Lastly, treatment of clients with co-occurring disorders is unique and requires special attention of its own. Other mental disorders are often viewed as secondary to the substance use disorder. As a result, clients with severe psychiatric problems can be viewed as inappropriate for AOD treatment programs (Fisher & Harrison, 2013). To further complicate the treatment process, the effects of AOD use can mimic schizophrenia and other mental disorders, making it difficult for clinicians and doctors to discern the etiology of clients’ behavior (Fisher & Harrison, 2013). Detoxification may be necessary to provide an accurate diagnosis. A team approach comprised of mental health and addiction counselors would effectively address clients’ needs with co-occurring disorders.
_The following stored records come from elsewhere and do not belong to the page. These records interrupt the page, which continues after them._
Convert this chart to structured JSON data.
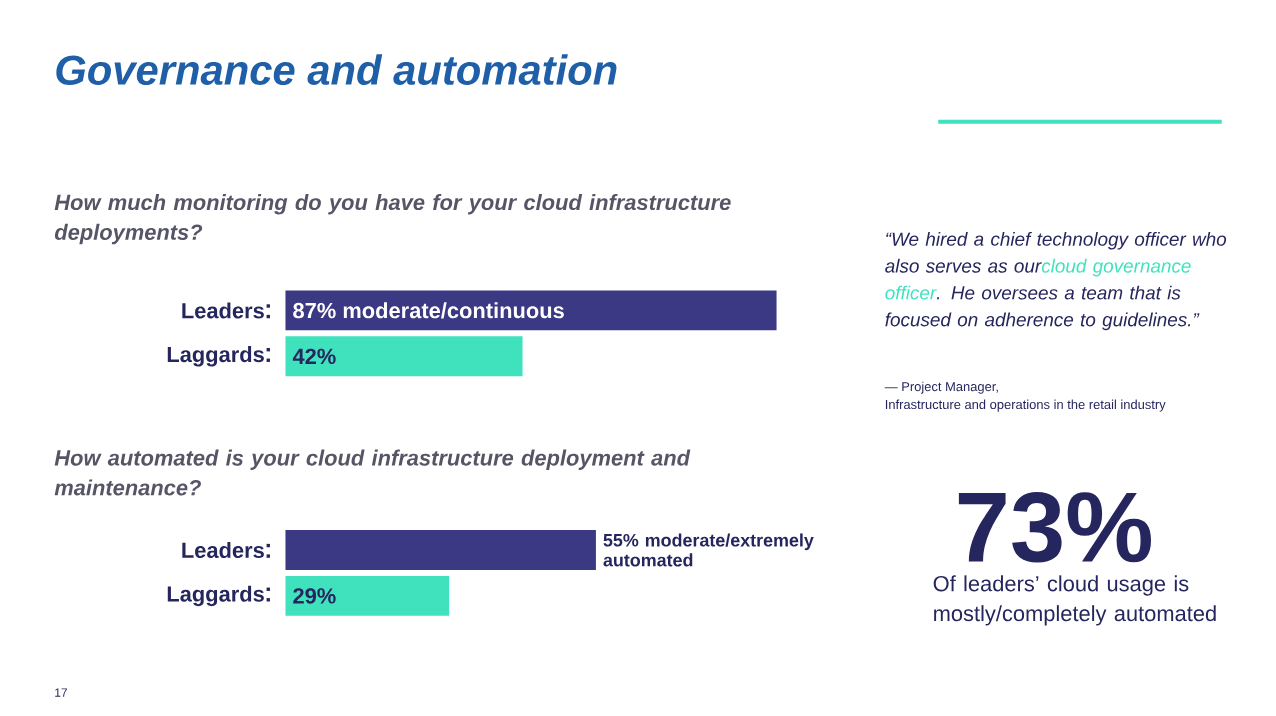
{
  "chart_data": [
    {
      "type": "bar",
      "orientation": "horizontal",
      "title": "Governance and automation",
      "subtitle": "How much monitoring do you have for your cloud infrastructure deployments?",
      "categories": [
        "Leaders",
        "Laggards"
      ],
      "values": [
        87,
        42
      ],
      "value_labels": [
        "87% moderate/continuous",
        "42%"
      ],
      "colors": [
        "#3b3884",
        "#3fe2bd"
      ],
      "tick_labels": "y"
    },
    {
      "type": "bar",
      "orientation": "horizontal",
      "title": "How automated is your cloud infrastructure deployment and maintenance?",
      "categories": [
        "Leaders",
        "Laggards"
      ],
      "values": [
        55,
        29
      ],
      "value_labels": [
        "55% moderate/extremely automated",
        "29%"
      ],
      "colors": [
        "#3b3884",
        "#3fe2bd"
      ],
      "tick_labels": "y"
    },
    {
      "type": "other",
      "annotations": [
        "“We hired a chief technology officer who also serves as our",
        "cloud governance officer",
        ". He oversees a team that is focused on adherence to guidelines.”",
        "— Project Manager,",
        "Infrastructure and operations in the retail industry",
        "73%",
        "Of leaders’ cloud usage is mostly/completely automated",
        "17"
      ]
    }
  ]
}
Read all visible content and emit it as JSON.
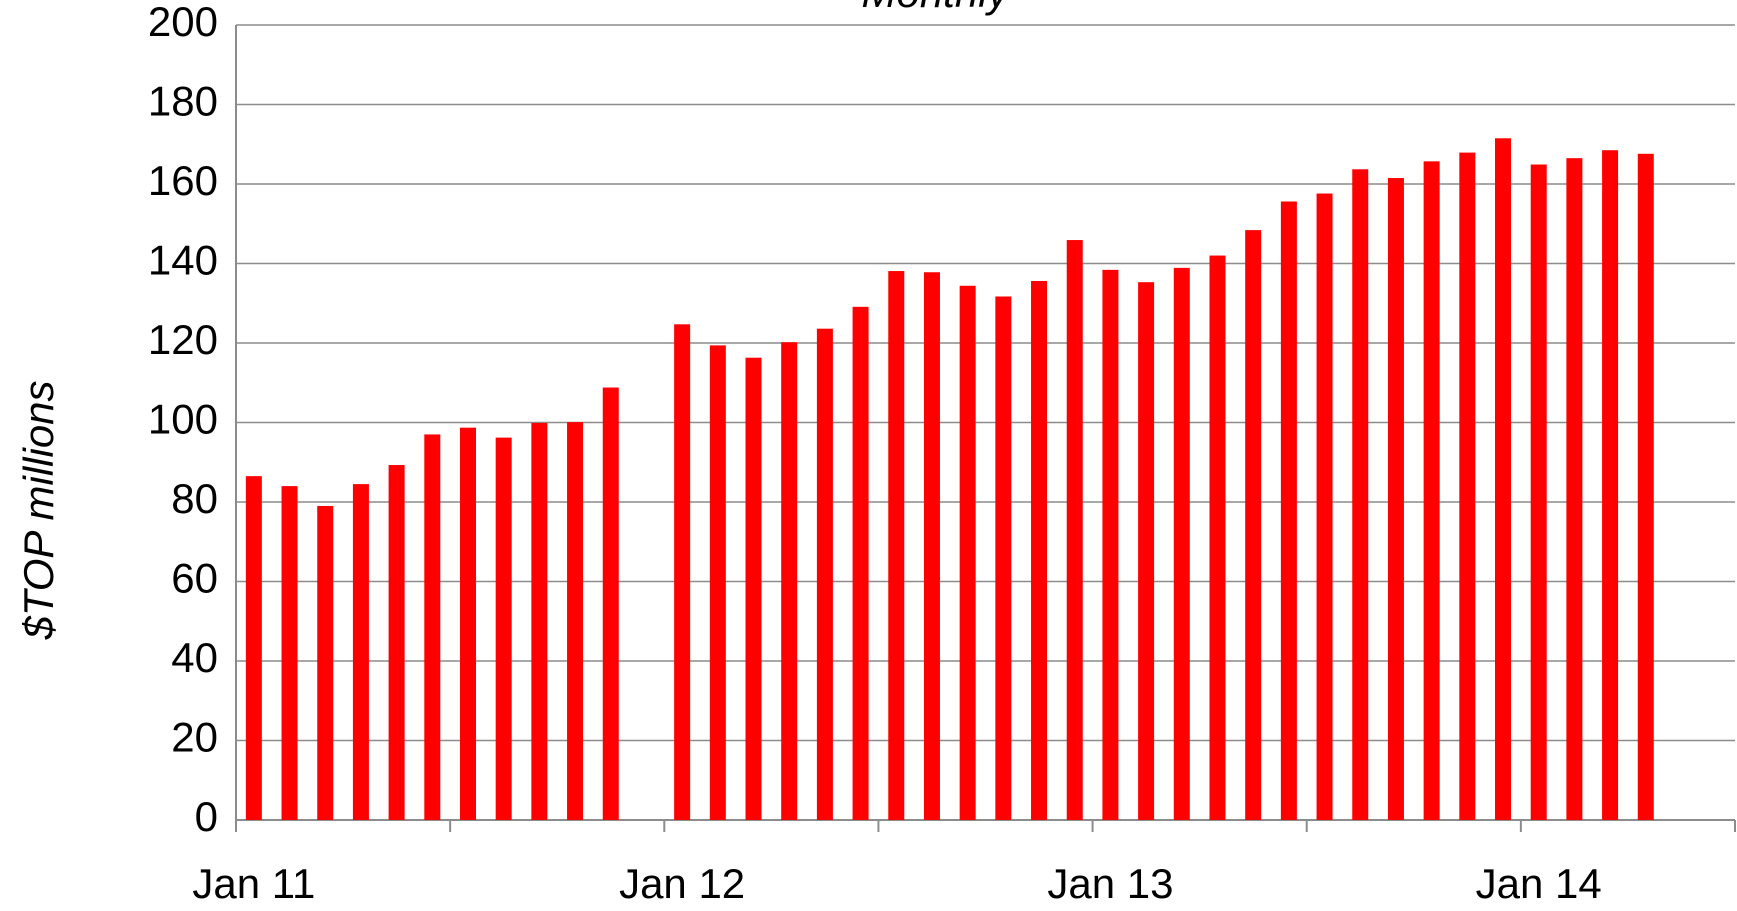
{
  "chart_data": {
    "type": "bar",
    "title": "Monthly",
    "y_label": "$TOP millions",
    "categories": [
      "Jan 11",
      null,
      null,
      null,
      null,
      null,
      null,
      null,
      null,
      null,
      null,
      null,
      "Jan 12",
      null,
      null,
      null,
      null,
      null,
      null,
      null,
      null,
      null,
      null,
      null,
      "Jan 13",
      null,
      null,
      null,
      null,
      null,
      null,
      null,
      null,
      null,
      null,
      null,
      "Jan 14",
      null,
      null,
      null
    ],
    "values": [
      86.5,
      84,
      79,
      84.5,
      89.3,
      97,
      98.7,
      96.2,
      99.9,
      100.1,
      108.8,
      null,
      124.7,
      119.4,
      116.3,
      120.2,
      123.6,
      129.1,
      138.1,
      137.8,
      134.4,
      131.7,
      135.6,
      145.9,
      138.4,
      135.3,
      138.9,
      142,
      148.4,
      155.6,
      157.6,
      163.7,
      161.5,
      165.7,
      167.9,
      171.5,
      164.9,
      166.5,
      168.5,
      167.6
    ],
    "color": "#ff0000",
    "ylim": [
      0,
      200
    ],
    "yticks": [
      0,
      20,
      40,
      60,
      80,
      100,
      120,
      140,
      160,
      180,
      200
    ],
    "grid": true
  }
}
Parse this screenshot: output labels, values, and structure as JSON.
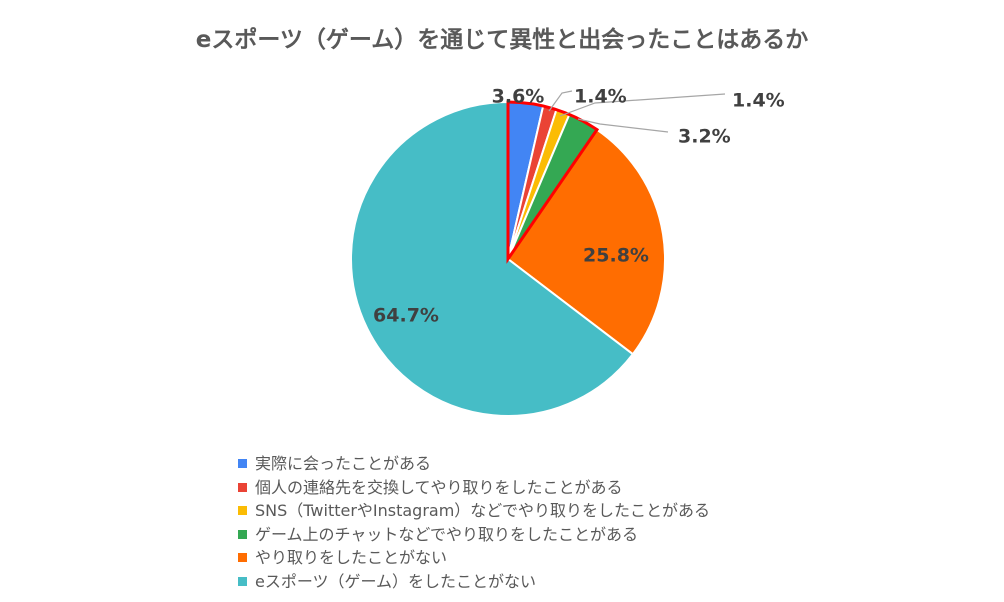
{
  "chart_data": {
    "type": "pie",
    "title": "eスポーツ（ゲーム）を通じて異性と出会ったことはあるか",
    "categories": [
      "実際に会ったことがある",
      "個人の連絡先を交換してやり取りをしたことがある",
      "SNS（TwitterやInstagram）などでやり取りをしたことがある",
      "ゲーム上のチャットなどでやり取りをしたことがある",
      "やり取りをしたことがない",
      "eスポーツ（ゲーム）をしたことがない"
    ],
    "values": [
      3.6,
      1.4,
      1.4,
      3.2,
      25.8,
      64.7
    ],
    "labels": [
      "3.6%",
      "1.4%",
      "1.4%",
      "3.2%",
      "25.8%",
      "64.7%"
    ],
    "colors": [
      "#4285f4",
      "#ea4335",
      "#fbbc04",
      "#34a853",
      "#ff6d01",
      "#46bdc6"
    ],
    "highlight_color": "#ff0000",
    "legend_position": "bottom"
  }
}
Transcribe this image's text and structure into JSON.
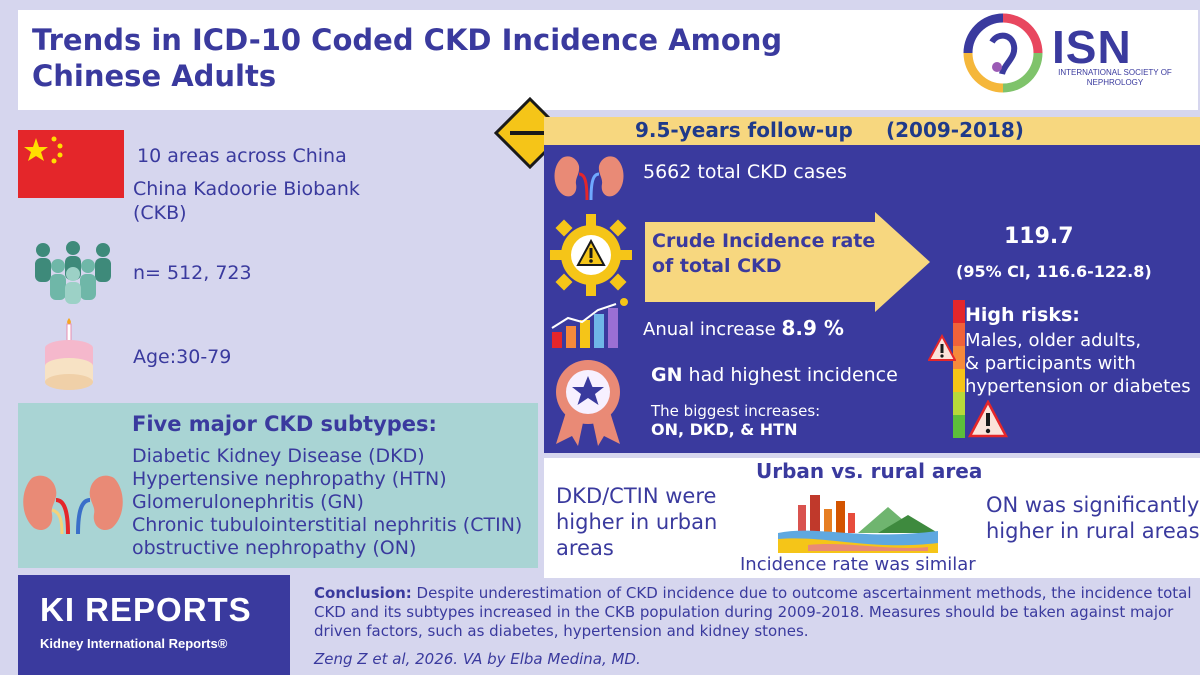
{
  "header": {
    "title_line1": "Trends in ICD-10 Coded CKD Incidence Among",
    "title_line2": "Chinese Adults",
    "logo_text": "ISN",
    "logo_subtitle": "INTERNATIONAL SOCIETY OF NEPHROLOGY"
  },
  "left": {
    "areas": "10 areas across China",
    "biobank_line1": "China Kadoorie Biobank",
    "biobank_line2": "(CKB)",
    "n": "n= 512, 723",
    "age": "Age:30-79"
  },
  "subtypes": {
    "title": "Five major CKD subtypes:",
    "items": [
      "Diabetic Kidney Disease (DKD)",
      "Hypertensive nephropathy (HTN)",
      "Glomerulonephritis (GN)",
      "Chronic tubulointerstitial nephritis (CTIN)",
      "obstructive nephropathy (ON)"
    ]
  },
  "followup": {
    "label": "9.5-years follow-up",
    "years": "(2009-2018)"
  },
  "results": {
    "total_cases": "5662 total CKD cases",
    "crude_line1": "Crude Incidence rate",
    "crude_line2": "of total CKD",
    "rate_value": "119.7",
    "rate_ci": "(95% CI, 116.6-122.8)",
    "annual_label": "Anual increase",
    "annual_value": "8.9 %",
    "gn_bold": "GN",
    "gn_rest": "had highest incidence",
    "biggest_label": "The biggest increases:",
    "biggest_value": "ON, DKD, & HTN",
    "risk_title": "High risks:",
    "risk_line1": "Males, older adults,",
    "risk_line2": "& participants with",
    "risk_line3": "hypertension or diabetes"
  },
  "urban": {
    "title": "Urban vs. rural area",
    "left_line1": "DKD/CTIN were",
    "left_line2": "higher in urban",
    "left_line3": "areas",
    "right_line1": "ON was significantly",
    "right_line2": "higher in rural areas",
    "similar": "Incidence rate was similar"
  },
  "footer": {
    "ki_title": "KI REPORTS",
    "ki_subtitle": "Kidney International Reports®",
    "conclusion_label": "Conclusion:",
    "conclusion_text": " Despite underestimation of CKD incidence due to outcome ascertainment methods, the incidence total CKD and its subtypes  increased  in the CKB population during  2009-2018. Measures should be taken against major driven factors, such as diabetes, hypertension and kidney stones.",
    "citation": "Zeng Z et al, 2026. VA by Elba Medina, MD."
  },
  "icons": [
    "china-flag-icon",
    "kidney-icon",
    "people-icon",
    "cake-icon",
    "gear-warning-icon",
    "bar-chart-icon",
    "star-badge-icon",
    "warning-icon",
    "risk-scale-icon",
    "road-sign-icon",
    "city-landscape-icon"
  ],
  "colors": {
    "primary": "#3a3a9e",
    "accent_yellow": "#f7d77f",
    "teal": "#a9d4d4",
    "background": "#d6d6ee",
    "flag_red": "#e4262a"
  }
}
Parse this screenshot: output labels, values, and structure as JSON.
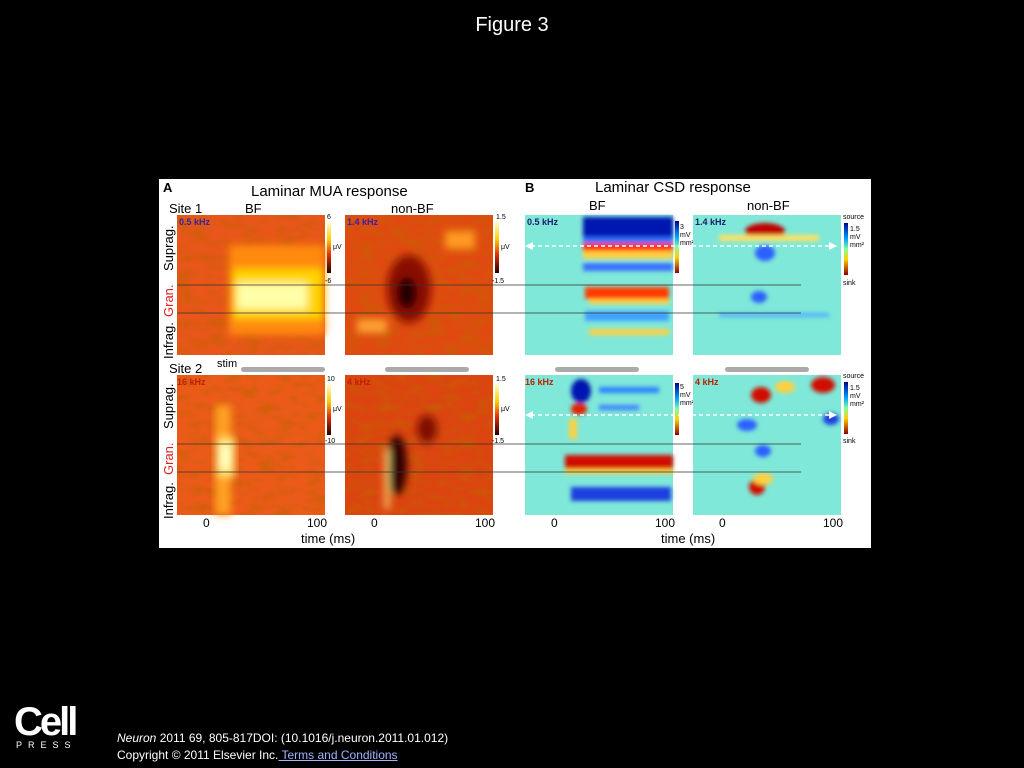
{
  "slide": {
    "title": "Figure 3",
    "citation": {
      "journal": "Neuron",
      "details": " 2011 69, 805-817DOI: (10.1016/j.neuron.2011.01.012)"
    },
    "copyright": "Copyright © 2011 Elsevier Inc.",
    "terms_link": " Terms and Conditions",
    "publisher_logo": {
      "word": "Cell",
      "subword": "PRESS"
    }
  },
  "figure": {
    "panel_a": {
      "letter": "A",
      "title": "Laminar MUA response",
      "col_bf": "BF",
      "col_nonbf": "non-BF",
      "site1": "Site 1",
      "site2": "Site 2",
      "stim": "stim",
      "freq_s1_bf": "0.5 kHz",
      "freq_s1_nonbf": "1.4 kHz",
      "freq_s2_bf": "16 kHz",
      "freq_s2_nonbf": "4 kHz",
      "scale_s1_bf_max": "6",
      "scale_s1_bf_min": "-6",
      "scale_s1_nonbf_max": "1.5",
      "scale_s1_nonbf_min": "-1.5",
      "scale_s2_bf_max": "10",
      "scale_s2_bf_min": "-10",
      "scale_s2_nonbf_max": "1.5",
      "scale_s2_nonbf_min": "-1.5",
      "unit": "μV",
      "x_ticks": [
        "0",
        "100",
        "0",
        "100"
      ],
      "xlabel": "time (ms)"
    },
    "panel_b": {
      "letter": "B",
      "title": "Laminar CSD response",
      "col_bf": "BF",
      "col_nonbf": "non-BF",
      "freq_s1_bf": "0.5 kHz",
      "freq_s1_nonbf": "1.4 kHz",
      "freq_s2_bf": "16 kHz",
      "freq_s2_nonbf": "4 kHz",
      "scale_bf_s1": [
        "3",
        "mV",
        "mm²"
      ],
      "scale_bf_s2": [
        "5",
        "mV",
        "mm²"
      ],
      "source": "source",
      "sink": "sink",
      "scale_nonbf": [
        "1.5",
        "mV",
        "mm²"
      ],
      "x_ticks": [
        "0",
        "100",
        "0",
        "100"
      ],
      "xlabel": "time (ms)"
    },
    "layers": {
      "supra": "Suprag.",
      "gran": "Gran.",
      "infra": "Infrag."
    }
  }
}
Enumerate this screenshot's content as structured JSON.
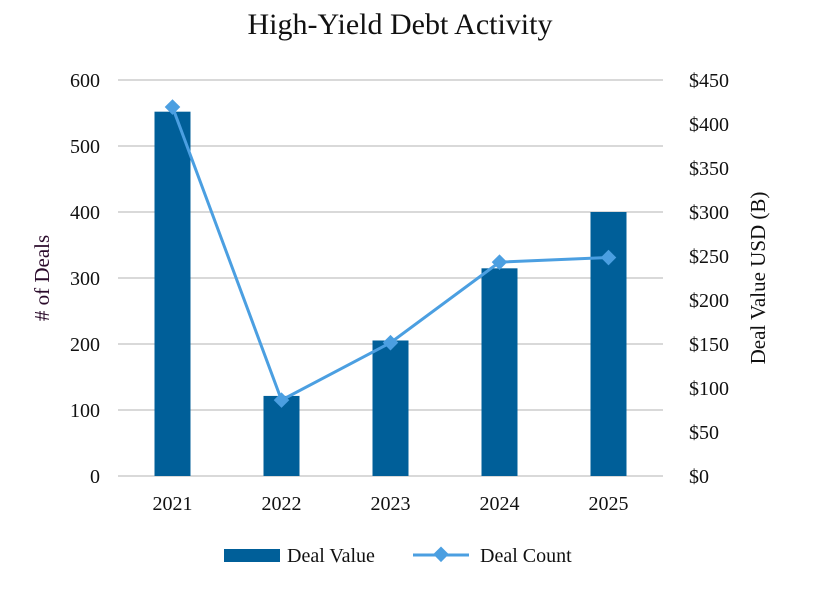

It is clear that substance abuse disorders continue to be a prevalent and pressing problem across the US. Although the issue is widespread and cuts across racial, socioeconomic, and geographical barriers, there continues to be a glaring gap in the numbers of people who need AOD treatment and the number of those who receive it. Fortunately, research continues to point to many effective treatment practices for substance abuse and dependence. Pharmacotherapy, behavioral approaches, cognitive behavioral therapy, motivation enhancement therapy, Twelve Step facilitation, and brief interventions are all effective in treating people struggling with substance abuse and dependence. It is critical to ensure that the practitioner takes care to meet the particular cultural differences of the individual client and approaches treatment from a culturally sensitive perspective, no matter which evidence-based practice is utilized. Lastly, as the substance abuse field continues to grow and change, it is essential for substance abuse practitioners to stay current with best practices in the research and remain adaptable and flexible to trends in the field.
Acknowledgements: This work was supported by the Community-Academic Partnership on Addiction (CAPA).